Before AUGUSTUS N. HAND, CHASE and FRANK, Circuit Judges.
1. We think the evidence sufficient to sustain the verdict. In particular, there was testimony that the United States owned all material aboard the vessel, including that in the store-room. There was also evidence from which the jury could reasonably infer (1) that the goods in question were taken from the store-room and constituted part of the ship's supplies, and (2) that appellant wilfully and knowingly stole some of those supplies.
2. Appellant, whose trial counsel stated, at the end of the judge's charge, that "there is no exception or request to charge," now complains of two portions of it.

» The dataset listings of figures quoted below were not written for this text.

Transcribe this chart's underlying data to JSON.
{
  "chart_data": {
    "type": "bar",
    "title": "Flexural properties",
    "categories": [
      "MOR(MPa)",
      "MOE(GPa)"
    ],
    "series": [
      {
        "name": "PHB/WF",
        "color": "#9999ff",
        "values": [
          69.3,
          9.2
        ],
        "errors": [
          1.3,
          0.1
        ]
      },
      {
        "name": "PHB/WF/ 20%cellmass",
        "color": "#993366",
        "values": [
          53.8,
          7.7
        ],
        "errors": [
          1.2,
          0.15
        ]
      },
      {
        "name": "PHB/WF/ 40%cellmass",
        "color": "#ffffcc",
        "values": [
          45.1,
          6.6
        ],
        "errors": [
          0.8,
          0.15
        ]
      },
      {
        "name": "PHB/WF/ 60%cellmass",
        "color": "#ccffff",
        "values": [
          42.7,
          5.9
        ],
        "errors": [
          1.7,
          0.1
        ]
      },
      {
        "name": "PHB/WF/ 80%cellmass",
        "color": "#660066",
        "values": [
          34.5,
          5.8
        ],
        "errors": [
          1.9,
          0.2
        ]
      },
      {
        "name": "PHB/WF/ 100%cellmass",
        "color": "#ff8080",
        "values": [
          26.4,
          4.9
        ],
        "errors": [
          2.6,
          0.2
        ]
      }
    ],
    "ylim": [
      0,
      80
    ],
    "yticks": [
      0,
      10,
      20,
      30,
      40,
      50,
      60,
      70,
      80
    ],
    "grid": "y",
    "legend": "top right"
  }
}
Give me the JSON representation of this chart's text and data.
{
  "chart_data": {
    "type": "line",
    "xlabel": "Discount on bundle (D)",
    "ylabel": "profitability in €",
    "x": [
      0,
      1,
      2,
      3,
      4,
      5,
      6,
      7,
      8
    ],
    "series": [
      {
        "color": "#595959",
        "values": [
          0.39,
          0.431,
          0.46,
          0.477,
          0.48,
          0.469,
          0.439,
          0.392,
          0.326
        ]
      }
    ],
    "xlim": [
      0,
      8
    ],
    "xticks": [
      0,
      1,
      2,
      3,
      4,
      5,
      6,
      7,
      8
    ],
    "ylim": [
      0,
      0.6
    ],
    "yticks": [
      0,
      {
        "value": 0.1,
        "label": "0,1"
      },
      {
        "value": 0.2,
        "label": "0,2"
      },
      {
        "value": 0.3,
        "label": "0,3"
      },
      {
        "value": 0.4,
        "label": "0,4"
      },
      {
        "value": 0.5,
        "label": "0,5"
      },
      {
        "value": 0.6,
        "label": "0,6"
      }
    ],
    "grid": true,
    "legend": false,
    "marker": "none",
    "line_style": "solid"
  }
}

(a) The judge said: "You have heard the testimony of Petratos and, of course, he is an accomplice in this case and pleaded guilty. Under our law one can be convicted by the testimony of an accomplice alone, but you should examine carefully the testimony of any accomplice so far as you should determine whether or not he is telling the truth and the full facts regarding the circumstances that may have taken place." Appellant argues: "In holding as a matter of law that Fritz was an 'accomplice' of Petratos, the Court had taken from the jury the question of fact as to whether there was a theft in which Fritz participated in with Petratos. Fritz could only be an accomplice of Petratos after the jury resolved the issue of fact and found that there was a theft in which Fritz participated with Petratos. * * * All these instructions to the jury by the Court were tantamount to a holding as a matter of law that Fritz was guilty because Petratos, an accomplice and one who had participated with Fritz in the theft, had pleaded guilty and had testified as to the guilt of Fritz, and that Fritz could be convicted by the testimony of the accomplice Petratos." We cannot agree. A trial judge, in giving such a charge about the testimony of accomplices, might do well to qualify his remarks by stating that his use of the word "accomplice" is not intended to imply any guilt in other defendants. But, as defendant's counsel affirmatively acquiesced in the charge, what we said in United States v. Monroe, 2 Cir., 164 F.2d 471, 474, applies here.
(b) After stating in his charge three times that the government must prove the crime as charged "beyond a reasonable doubt," the judge said: "Summarizing, therefore, again what I have probably already given you, you will have to determine whether or not the Government was the owner of any property which might have been sold and which is the subject of this testimony in this law-suit. If the Government in this case has failed to establish this by a fair preponderance of the evidence,*fn1 then of course that ends this case, and you will return a verdict for the defendants. If the government has established that it is the owner of the property with which we are here concerned, then determine whether or not the government has established that the defendants Vasilaky and Fritz wrongfully and feloniously and intentionally stole this property and intentionally appropriated it to their own use and benefit with intent to deprive the government thereof." Subsequently the judge again referred to the "beyond-a-reasonable-doubt" rule. The single instance of the use of the phrase "by a fair preponderance of the evidence" was patently a slip-of-the-tongue mistake which the judge of course would have corrected, had defendant's counsel called his attention to it.We think that this single slip did not mislead the jury, and that, therefore, the error is not so egregious that we should note it despite the endorsement, given on behalf of defendant, of the entire charge.